The township is governed by a three-member board of trustees, who are elected in November of odd-numbered years to a four-year term beginning on the following January 1. Two are elected in the year after the presidential election and one is elected in the year before it. There is also an elected township fiscal officer, who serves a four-year term beginning on April 1 of the year after the election, which is held in November of the year before the presidential election.
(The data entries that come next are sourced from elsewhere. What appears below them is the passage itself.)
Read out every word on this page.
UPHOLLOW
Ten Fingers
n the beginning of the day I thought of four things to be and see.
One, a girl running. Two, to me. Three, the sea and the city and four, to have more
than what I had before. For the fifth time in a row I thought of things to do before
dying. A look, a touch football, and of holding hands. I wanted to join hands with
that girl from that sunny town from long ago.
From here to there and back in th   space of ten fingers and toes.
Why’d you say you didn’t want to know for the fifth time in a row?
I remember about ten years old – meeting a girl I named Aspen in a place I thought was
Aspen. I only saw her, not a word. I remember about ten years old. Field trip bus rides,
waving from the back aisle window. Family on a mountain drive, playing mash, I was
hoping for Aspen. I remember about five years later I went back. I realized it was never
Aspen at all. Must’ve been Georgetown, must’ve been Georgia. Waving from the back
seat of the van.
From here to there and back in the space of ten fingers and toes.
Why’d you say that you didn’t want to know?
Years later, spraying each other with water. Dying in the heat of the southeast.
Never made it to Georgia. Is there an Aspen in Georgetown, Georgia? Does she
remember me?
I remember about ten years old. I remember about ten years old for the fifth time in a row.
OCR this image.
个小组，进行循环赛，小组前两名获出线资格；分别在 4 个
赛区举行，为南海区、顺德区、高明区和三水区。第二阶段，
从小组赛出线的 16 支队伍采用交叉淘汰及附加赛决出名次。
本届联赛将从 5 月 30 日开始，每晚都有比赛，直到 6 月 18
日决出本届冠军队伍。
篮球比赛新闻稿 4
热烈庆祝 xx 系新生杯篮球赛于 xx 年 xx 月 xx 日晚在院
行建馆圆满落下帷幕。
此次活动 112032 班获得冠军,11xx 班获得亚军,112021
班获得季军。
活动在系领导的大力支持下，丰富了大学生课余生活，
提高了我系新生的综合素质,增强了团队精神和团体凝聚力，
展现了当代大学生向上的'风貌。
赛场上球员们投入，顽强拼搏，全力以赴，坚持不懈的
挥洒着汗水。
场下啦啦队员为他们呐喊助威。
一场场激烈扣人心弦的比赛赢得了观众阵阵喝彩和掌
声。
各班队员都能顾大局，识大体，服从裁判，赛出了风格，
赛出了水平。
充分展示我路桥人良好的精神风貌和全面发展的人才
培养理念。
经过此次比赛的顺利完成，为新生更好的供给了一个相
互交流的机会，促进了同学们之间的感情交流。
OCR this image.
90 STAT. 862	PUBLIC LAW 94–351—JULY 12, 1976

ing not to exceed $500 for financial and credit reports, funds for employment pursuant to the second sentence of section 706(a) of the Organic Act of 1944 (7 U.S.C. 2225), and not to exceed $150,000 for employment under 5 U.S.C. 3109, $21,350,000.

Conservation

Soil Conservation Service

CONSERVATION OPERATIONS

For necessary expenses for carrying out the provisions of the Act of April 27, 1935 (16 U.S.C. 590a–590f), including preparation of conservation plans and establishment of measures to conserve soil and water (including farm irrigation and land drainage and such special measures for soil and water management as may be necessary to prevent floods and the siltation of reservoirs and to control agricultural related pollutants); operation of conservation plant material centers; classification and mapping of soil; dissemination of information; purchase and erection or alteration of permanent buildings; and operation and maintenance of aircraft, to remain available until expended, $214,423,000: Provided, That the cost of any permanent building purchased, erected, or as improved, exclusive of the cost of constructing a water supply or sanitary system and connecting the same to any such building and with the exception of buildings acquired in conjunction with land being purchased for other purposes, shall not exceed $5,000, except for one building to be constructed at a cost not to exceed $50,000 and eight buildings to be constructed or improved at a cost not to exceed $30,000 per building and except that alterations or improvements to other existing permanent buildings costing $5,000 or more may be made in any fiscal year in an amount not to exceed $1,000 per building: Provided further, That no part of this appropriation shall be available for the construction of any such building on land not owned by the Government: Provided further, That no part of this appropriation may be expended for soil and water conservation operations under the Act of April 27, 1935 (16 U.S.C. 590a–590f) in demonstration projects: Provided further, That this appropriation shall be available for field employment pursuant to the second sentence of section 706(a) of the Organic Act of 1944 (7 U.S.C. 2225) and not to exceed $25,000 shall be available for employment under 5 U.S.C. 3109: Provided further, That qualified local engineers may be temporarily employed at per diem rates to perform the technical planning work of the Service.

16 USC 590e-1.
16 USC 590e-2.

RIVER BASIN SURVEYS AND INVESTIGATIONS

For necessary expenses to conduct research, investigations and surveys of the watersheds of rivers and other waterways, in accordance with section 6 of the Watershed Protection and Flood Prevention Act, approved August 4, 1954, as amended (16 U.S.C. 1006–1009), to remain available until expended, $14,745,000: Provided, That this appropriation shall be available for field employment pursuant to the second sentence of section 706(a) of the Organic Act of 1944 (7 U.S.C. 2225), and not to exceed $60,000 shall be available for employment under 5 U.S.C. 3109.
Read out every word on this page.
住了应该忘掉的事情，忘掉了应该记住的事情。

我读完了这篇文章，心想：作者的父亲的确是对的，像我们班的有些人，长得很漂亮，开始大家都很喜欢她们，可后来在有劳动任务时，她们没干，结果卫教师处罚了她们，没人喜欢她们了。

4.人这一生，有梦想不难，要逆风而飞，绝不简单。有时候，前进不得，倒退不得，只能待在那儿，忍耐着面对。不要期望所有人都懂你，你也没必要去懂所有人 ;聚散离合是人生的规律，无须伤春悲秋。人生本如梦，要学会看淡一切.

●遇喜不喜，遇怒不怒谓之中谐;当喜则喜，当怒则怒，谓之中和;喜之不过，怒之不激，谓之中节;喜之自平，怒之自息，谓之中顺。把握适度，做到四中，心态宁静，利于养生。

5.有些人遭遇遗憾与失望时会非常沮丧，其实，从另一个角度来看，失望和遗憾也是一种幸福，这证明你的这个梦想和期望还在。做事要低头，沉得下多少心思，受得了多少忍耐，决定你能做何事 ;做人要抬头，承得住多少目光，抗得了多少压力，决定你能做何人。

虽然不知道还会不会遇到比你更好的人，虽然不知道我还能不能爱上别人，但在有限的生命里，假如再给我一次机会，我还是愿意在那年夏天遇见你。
Vacancies in the fiscal officership or on the board of trustees are filled by the remaining trustees.

Historical population
| Census | Pop. | Note | %± |
|---|---|---|---|
| 1820 | 518 |  | — |
| 1830 | 1,086 |  | 109.7% |
| 1840 | 1,308 |  | 20.4% |
| 1850 | 1,268 |  | −3.1% |
| 1860 | 1,033 |  | −18.5% |
| 1870 | 1,024 |  | −0.9% |
| 1880 | 1,075 |  | 5.0% |
| 1890 | 915 |  | −14.9% |
| 1900 | 799 |  | −12.7% |
| 1910 | 750 |  | −6.1% |
| 1920 | 711 |  | −5.2% |
| 1930 | 678 |  | −4.6% |
| 1940 | 765 |  | 12.8% |
| 1950 | 954 |  | 24.7% |
| 1960 | 1,249 |  | 30.9% |
| 1970 | 1,278 |  | 2.3% |
| 1980 | 1,807 |  | 41.4% |
| 1990 | 2,127 |  | 17.7% |
| 2000 | 2,498 |  | 17.4% |
| 2010 | 2,478 |  | −0.8% |
| 2020 | 2,397 |  | −3.3% |

==Education==
Students attend the Carrollton Exempted Village School District in most of the township and Brown Local School District in a corner of the township.

==Notable residents==
- Leonard Harsh (1801–1866), member of the Ohio House of Representatives
- Isaac H. Taylor — lawyer, judge, and single-term U.S. Representative
- Jonathan Weaver - 19th century bishop of the Church of the United Brethren in Christ.